I hit the ground and leaped sideways, then—faster than any bullet train—I charged. Getting in low under his spray of weapon fire, I tackled him, then I applied that
kansetsu waza
joint-locking move that Miyu had used on me. In a moment, I was standing on his armored neck and looking down into his panic-stricken, silver-eyed, noseless face.

“You’re—you’re—” he gasped.

“Yeah,” I said, “your friendly neighborhood Alien Hunter. Now tell me, what are you doing here?”

“The Puh-puh-puh-plee—”

“Pleionid?” I asked.

He nodded and started sputtering again: “Puh-puh-puh-please don’t hurt me. I’ll leave Earth, I promise!”

“Tell me how you tracked it here. The hunt codes weren’t supposed to go out till the hunt started, and that’s not for another half hour.”

“I ha-ha-ha—hacked the system.”

“How does it work?”

“It tracks pleiochromatech emissions. N-n-n-now, will you puh-puh-please let me go?”

“Why would I do that?”

“So you can
die,
Alien Hunter!”

And, with that, I came to realize that owl-headed goons like that one have certain defense mechanisms I’d failed to anticipate. I won’t give you the blow-by-blow on what happened next, because it gets a little gross, and your parents or teachers might take this book away from you if I spelled it out in too much detail. But let’s just say this particular breed of alien—the Dookian—when under duress, is apt to spray the highly caustic contents of its intestines at its attacker.
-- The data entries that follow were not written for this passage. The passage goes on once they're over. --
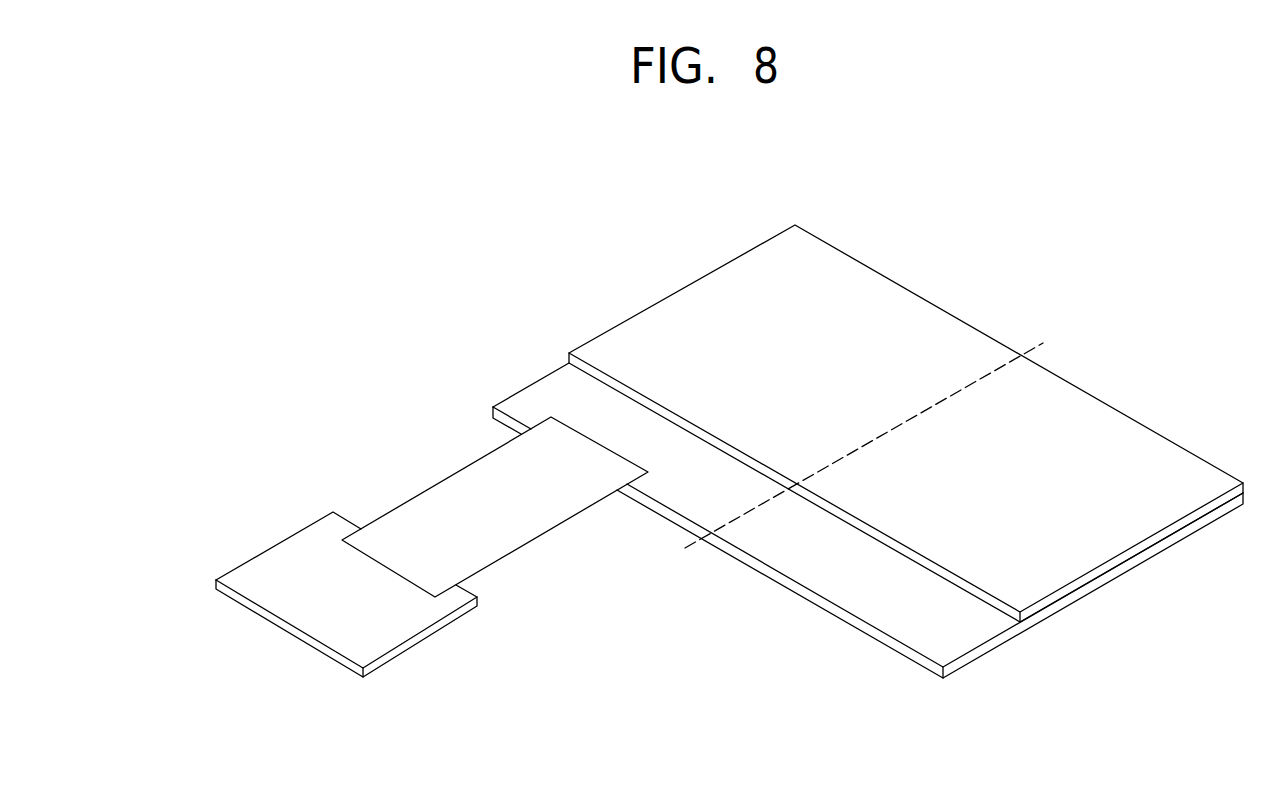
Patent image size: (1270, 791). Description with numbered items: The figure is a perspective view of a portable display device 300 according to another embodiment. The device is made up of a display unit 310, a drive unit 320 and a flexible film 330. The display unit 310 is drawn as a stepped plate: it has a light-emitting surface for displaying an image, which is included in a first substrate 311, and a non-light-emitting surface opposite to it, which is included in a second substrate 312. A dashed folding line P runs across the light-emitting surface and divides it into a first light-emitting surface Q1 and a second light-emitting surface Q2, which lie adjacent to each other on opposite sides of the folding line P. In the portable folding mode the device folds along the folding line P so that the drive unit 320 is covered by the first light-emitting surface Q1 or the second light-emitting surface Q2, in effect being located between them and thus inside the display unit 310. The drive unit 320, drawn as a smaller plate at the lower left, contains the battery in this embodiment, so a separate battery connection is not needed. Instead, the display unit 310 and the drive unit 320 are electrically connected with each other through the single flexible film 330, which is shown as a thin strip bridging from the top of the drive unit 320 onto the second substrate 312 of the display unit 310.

The portable display device 300 is at (1066, 232).
The display unit 310 is at (608, 249).
The first substrate 311 is at (627, 332).
The second substrate 312 is at (533, 400).
The drive unit 320 is at (292, 560).
The flexible film 330 is at (450, 500).
The folding line P is at (872, 434).
The first light-emitting surface Q1 is at (893, 294).
The second light-emitting surface Q2 is at (1137, 436).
The long and the short of it is that this one did it
to me,
and it was easily the single-most-disgusting experience of my life. Fortunately, however, it wasn’t fatal and didn’t prevent me from karate-chopping him into the next prefecture.
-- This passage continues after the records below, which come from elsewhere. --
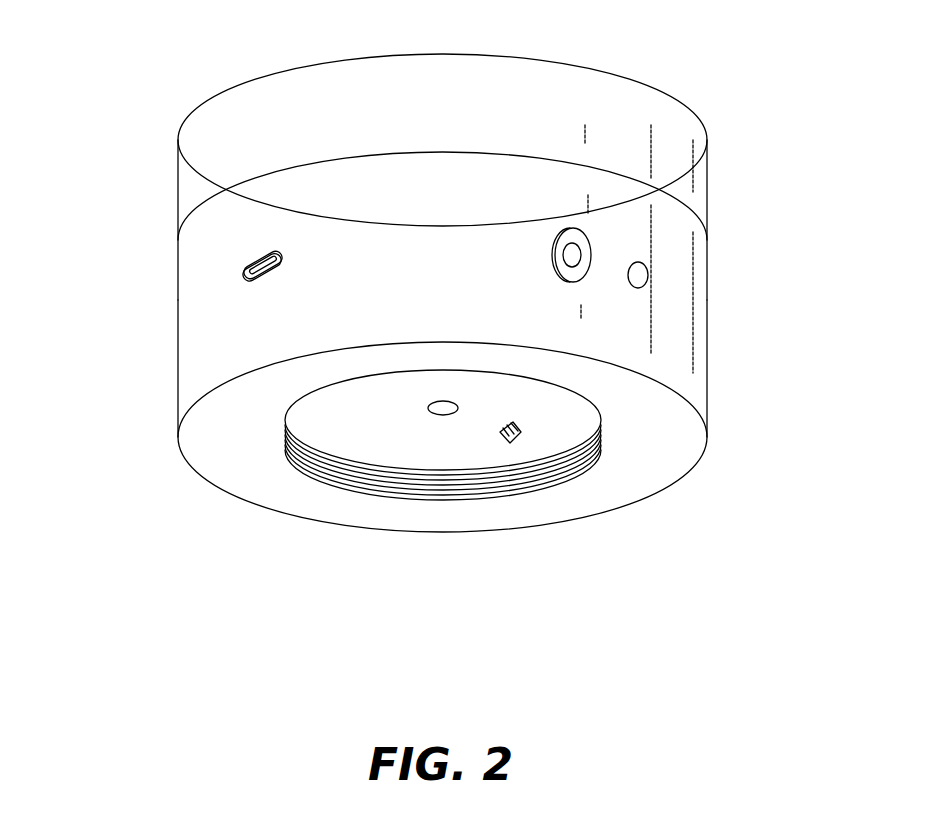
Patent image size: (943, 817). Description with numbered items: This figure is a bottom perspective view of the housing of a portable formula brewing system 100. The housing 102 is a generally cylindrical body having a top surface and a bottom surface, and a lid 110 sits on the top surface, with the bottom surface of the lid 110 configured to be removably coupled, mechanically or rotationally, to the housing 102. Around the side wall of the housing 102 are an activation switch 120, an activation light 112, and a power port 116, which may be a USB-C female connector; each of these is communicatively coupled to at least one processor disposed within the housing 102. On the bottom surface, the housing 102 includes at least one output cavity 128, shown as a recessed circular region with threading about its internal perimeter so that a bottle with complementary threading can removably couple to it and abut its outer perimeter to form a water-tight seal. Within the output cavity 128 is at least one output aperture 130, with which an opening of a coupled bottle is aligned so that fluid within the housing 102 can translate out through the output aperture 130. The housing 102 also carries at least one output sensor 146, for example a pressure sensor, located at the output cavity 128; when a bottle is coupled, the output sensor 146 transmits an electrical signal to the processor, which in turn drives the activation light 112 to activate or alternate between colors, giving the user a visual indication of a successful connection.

The portable formula brewing system 100 is at (150, 58).
The housing 102 is at (670, 340).
The lid 110 is at (200, 150).
The activation light 112 is at (638, 275).
The power port 116 is at (245, 268).
The activation switch 120 is at (572, 258).
The output cavity 128 is at (565, 453).
The output aperture 130 is at (443, 412).
The output sensor 146 is at (515, 440).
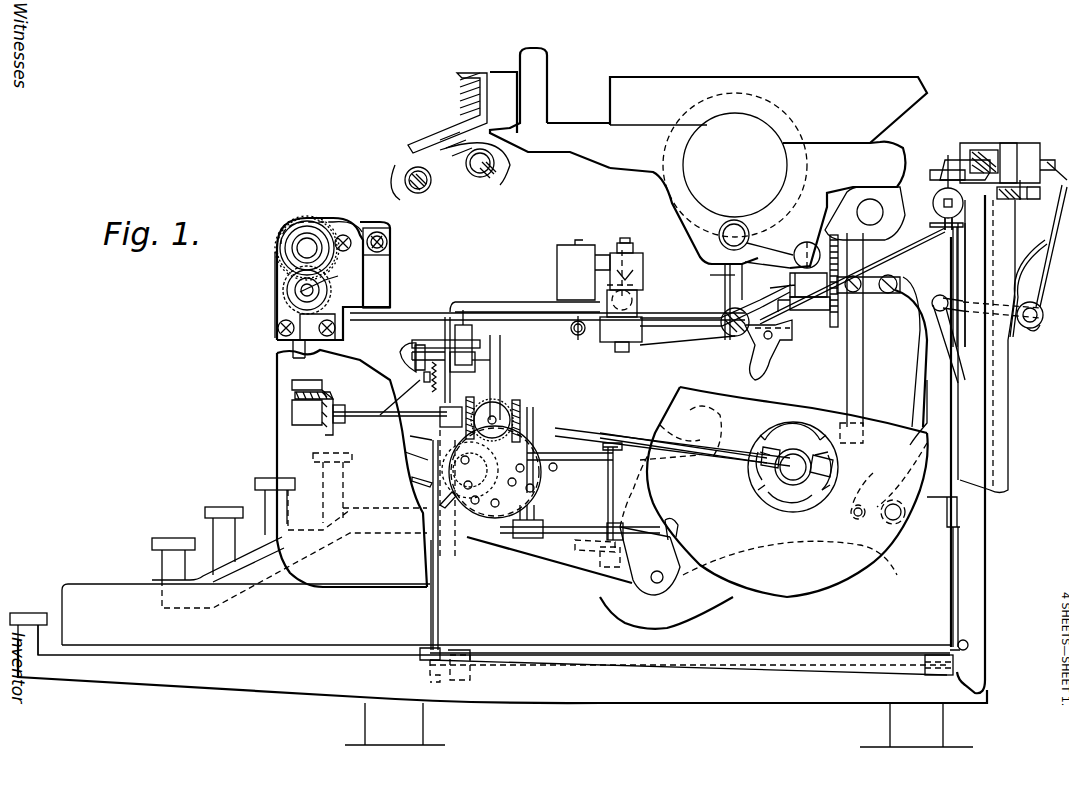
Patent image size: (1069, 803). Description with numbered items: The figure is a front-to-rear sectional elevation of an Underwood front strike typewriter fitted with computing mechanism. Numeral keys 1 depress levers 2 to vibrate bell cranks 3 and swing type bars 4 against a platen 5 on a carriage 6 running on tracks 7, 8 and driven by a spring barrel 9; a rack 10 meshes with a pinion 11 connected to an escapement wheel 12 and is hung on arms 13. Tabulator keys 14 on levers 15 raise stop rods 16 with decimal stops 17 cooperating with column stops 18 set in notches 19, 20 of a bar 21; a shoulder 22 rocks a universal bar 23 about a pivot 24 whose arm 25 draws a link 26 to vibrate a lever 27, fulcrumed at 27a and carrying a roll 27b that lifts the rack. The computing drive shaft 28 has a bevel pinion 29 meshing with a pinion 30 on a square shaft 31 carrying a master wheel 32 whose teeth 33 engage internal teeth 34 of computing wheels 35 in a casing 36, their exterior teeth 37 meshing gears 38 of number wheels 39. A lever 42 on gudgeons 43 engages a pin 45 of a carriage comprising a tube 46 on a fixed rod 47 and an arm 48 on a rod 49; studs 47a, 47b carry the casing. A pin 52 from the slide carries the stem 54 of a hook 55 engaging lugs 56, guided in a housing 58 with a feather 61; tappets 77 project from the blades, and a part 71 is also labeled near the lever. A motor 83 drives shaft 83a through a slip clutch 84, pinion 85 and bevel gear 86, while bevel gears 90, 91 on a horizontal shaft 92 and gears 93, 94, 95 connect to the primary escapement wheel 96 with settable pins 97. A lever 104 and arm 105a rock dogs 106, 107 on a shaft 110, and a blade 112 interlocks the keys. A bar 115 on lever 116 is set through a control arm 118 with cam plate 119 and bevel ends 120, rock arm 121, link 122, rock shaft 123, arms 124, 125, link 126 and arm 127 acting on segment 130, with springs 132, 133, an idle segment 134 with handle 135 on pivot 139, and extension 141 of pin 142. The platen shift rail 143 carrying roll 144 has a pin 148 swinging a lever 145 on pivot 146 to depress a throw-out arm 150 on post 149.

The numeral keys 1 is at (313, 456).
The levers 2 is at (605, 590).
The bell cranks 3 is at (652, 548).
The type bars 4 is at (400, 410).
The platen 5 is at (775, 135).
The carriage 6 is at (768, 110).
The track 7 is at (470, 128).
The track 8 is at (865, 213).
The spring barrel 9 is at (851, 338).
The rack 10 is at (802, 246).
The pinion 11 is at (795, 297).
The escapement wheel 12 is at (830, 315).
The arms 13 is at (750, 238).
The tabulator keys 14 is at (25, 622).
The levers 15 is at (502, 665).
The stop rods 16 is at (983, 652).
The decimal stops 17 is at (992, 263).
The column stops 18 is at (1000, 163).
The notches 19 is at (985, 150).
The notches 20 is at (995, 195).
The bar 21 is at (1015, 145).
The shoulder 22 is at (952, 535).
The universal bar 23 is at (945, 503).
The pivot 24 is at (892, 524).
The arm 25 is at (855, 522).
The link 26 is at (870, 476).
The lever 27 is at (883, 293).
The fulcrum 27a is at (860, 278).
The roll 27b is at (778, 305).
The drive shaft 28 is at (283, 351).
The bevel pinion 29 is at (282, 314).
The pinion 30 is at (323, 290).
The square shaft 31 is at (315, 292).
The master wheel 32 is at (292, 290).
The spurs or teeth 33 is at (295, 278).
The internal teeth 34 is at (340, 288).
The computing wheels 35 is at (280, 258).
The casing 36 is at (278, 330).
The exterior teeth 37 is at (275, 300).
The gears 38 is at (309, 222).
The number wheels 39 is at (340, 232).
The lever 42 is at (715, 318).
The gudgeons 43 is at (633, 275).
The pin 45 is at (388, 317).
The tube 46 is at (390, 243).
The fixed rod 47 is at (392, 260).
The rod or stud 47a is at (336, 330).
The rod or stud 47b is at (282, 342).
The arm 48 is at (392, 297).
The fixed horizontal rod 49 is at (356, 228).
The pin 52 is at (960, 240).
The stem 54 is at (933, 204).
The hook 55 is at (945, 165).
The lugs 56 is at (950, 158).
The tubular guide or housing 58 is at (958, 220).
The feather 61 is at (928, 225).
The pin 71 is at (577, 336).
The tappets 77 is at (1048, 158).
The motor 83 is at (679, 428).
The shaft 83a is at (745, 450).
The slip clutch 84 is at (795, 437).
The pinion 85 is at (775, 478).
The bevel gear 86 is at (773, 468).
The bevel gear 90 is at (290, 396).
The bevel gear 91 is at (320, 402).
The horizontal shaft 92 is at (380, 415).
The bevel gear 93 is at (492, 402).
The bevel gear 94 is at (512, 410).
The bevel gear 95 is at (522, 416).
The primary escapement wheel 96 is at (535, 490).
The settable pins 97 is at (452, 470).
The lever 104 is at (612, 478).
The arm 105a is at (630, 480).
The dog 106 is at (575, 545).
The dog 107 is at (518, 540).
The shaft 110 is at (668, 523).
The blade 112 is at (440, 535).
The bar 115 is at (440, 500).
The lever 116 is at (412, 479).
The control arm 118 is at (1058, 210).
The cam plate 119 is at (1058, 158).
The bevel ends 120 is at (1041, 190).
The rock arm 121 is at (938, 295).
The link 122 is at (950, 360).
The rock shaft 123 is at (830, 665).
The arm 124 is at (962, 670).
The second arm 125 is at (435, 677).
The link 126 is at (437, 618).
The arm 127 is at (540, 470).
The segment 130 is at (440, 426).
The spring 132 is at (445, 385).
The spring 133 is at (1013, 280).
The idle segment 134 is at (448, 312).
The handle 135 is at (455, 370).
The pivot 139 is at (428, 345).
The rearward extension 141 is at (483, 366).
The pin 142 is at (440, 380).
The platen shift rail 143 is at (722, 332).
The roll 144 is at (716, 301).
The lever 145 is at (665, 330).
The pivot 146 is at (640, 298).
The pin 148 is at (790, 330).
The post 149 is at (487, 354).
The throw-out arm 150 is at (470, 330).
When I was done cleaning his repulsive goo off me—I had to materialize a full case and a half of Handi Wipes to get the job done—I found the tracking unit he’d hacked and quickly determined that the Pleionid had already gotten thirty miles ahead of me, heading east toward Narita Airport.
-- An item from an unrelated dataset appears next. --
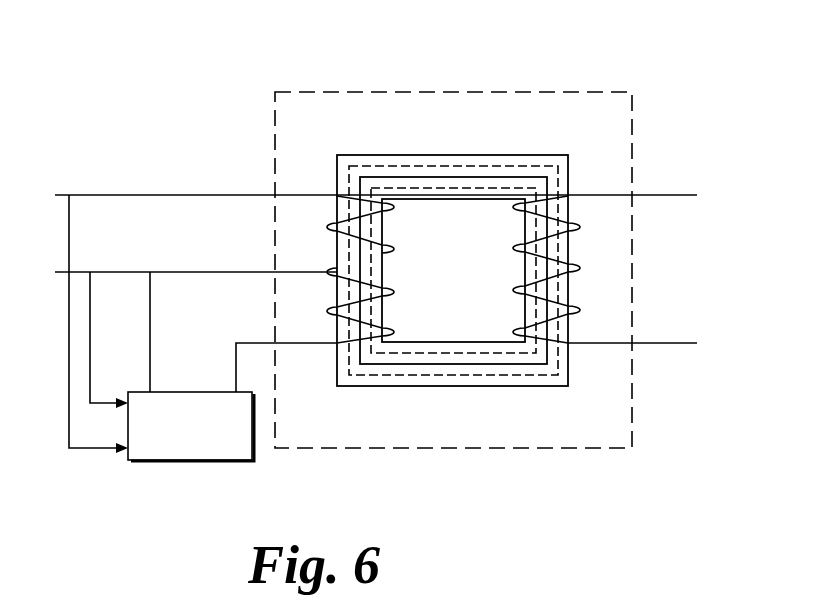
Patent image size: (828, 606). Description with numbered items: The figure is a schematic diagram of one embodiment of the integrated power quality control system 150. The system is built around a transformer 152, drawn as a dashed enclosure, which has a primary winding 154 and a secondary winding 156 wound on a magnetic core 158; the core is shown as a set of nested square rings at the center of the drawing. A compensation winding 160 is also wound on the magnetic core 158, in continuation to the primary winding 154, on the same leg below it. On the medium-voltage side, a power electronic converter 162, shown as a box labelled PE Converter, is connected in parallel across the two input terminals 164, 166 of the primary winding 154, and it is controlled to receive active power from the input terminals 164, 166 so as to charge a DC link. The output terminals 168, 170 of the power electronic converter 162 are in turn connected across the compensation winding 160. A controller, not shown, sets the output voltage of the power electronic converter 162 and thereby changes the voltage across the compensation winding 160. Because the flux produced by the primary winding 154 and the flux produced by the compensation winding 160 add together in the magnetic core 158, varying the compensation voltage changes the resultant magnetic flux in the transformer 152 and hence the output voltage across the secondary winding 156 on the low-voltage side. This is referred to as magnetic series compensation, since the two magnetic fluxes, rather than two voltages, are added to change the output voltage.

I took off running at a comfortable two hundred miles per hour (any faster and I usually get a bit of a headache from the concentration it takes not to trip). Soon, I was closing in on my quarry.

But it wasn’t headed quite all the way to Narita Airport. Instead, it stopped in the middle of a beautiful garden in the town of Ushiku. But it wasn’t the plantings that were the most noteworthy feature of the place. That distinction went to a bronze man who happened to be taller than Godzilla.

Chapter
42

 
 

DEPENDING ON THE movie, Godzilla is seldom depicted as much bigger than two hundred and fifty feet tall. The Amitabha Buddha statue at Ushiku is almost
four hundred
feet
tall,
and that’s not counting the base he stands on.

To give you some perspective, that means that it’s more than twice the height of the Statue of Liberty; it also has a place in the Guinness World Records. Yeah, it’s
that
ginormous.

Also suffice it to say the Pleionid wasn’t content to meet me someplace convenient like a snack bar, ticket booth, or even in the viewing room located in the chest of the statue. No, my ultracamouflage little quarry went straight to the top—crawling like the world’s fastest and most purposeful oil slick up the exterior of the colossus, all the way to the head, where it proceeded to lodge itself in the statue’s
left ear. I watched and watched (and kept checking the hacked tracking device) until it appeared that the Pleionid had finally stopped running.

Now I just needed to figure out how to get up into the Buddha’s left ear without making the local news and the Facebook pages of every camera-wielding tourist on the grounds. Which basically ruled out sprouting wings like Maximum Ride, leaping like Superman, scaling the statue like Spiderman, or laying the statue down on its side like the Hulk.

So I ended up doing the tourist thing and rode as high as the attendant-driven elevator would take me: up into the statue’s slit-windowed chest. From there, it was only modestly difficult to duck behind a display and do my tried-and-true butterfly trick. I flitted under the door marked
WORKERS ONLY
and soon found myself inside the cavernous, girder-spanned interior of the statue.

The statue’s ears were open to the outside, although chicken wire had been put across them to keep birds and bats from roosting inside. That didn’t stop the Pleionid, though. Without breaking the screen, it had somehow crossed through. Another trick I’d love to figure out.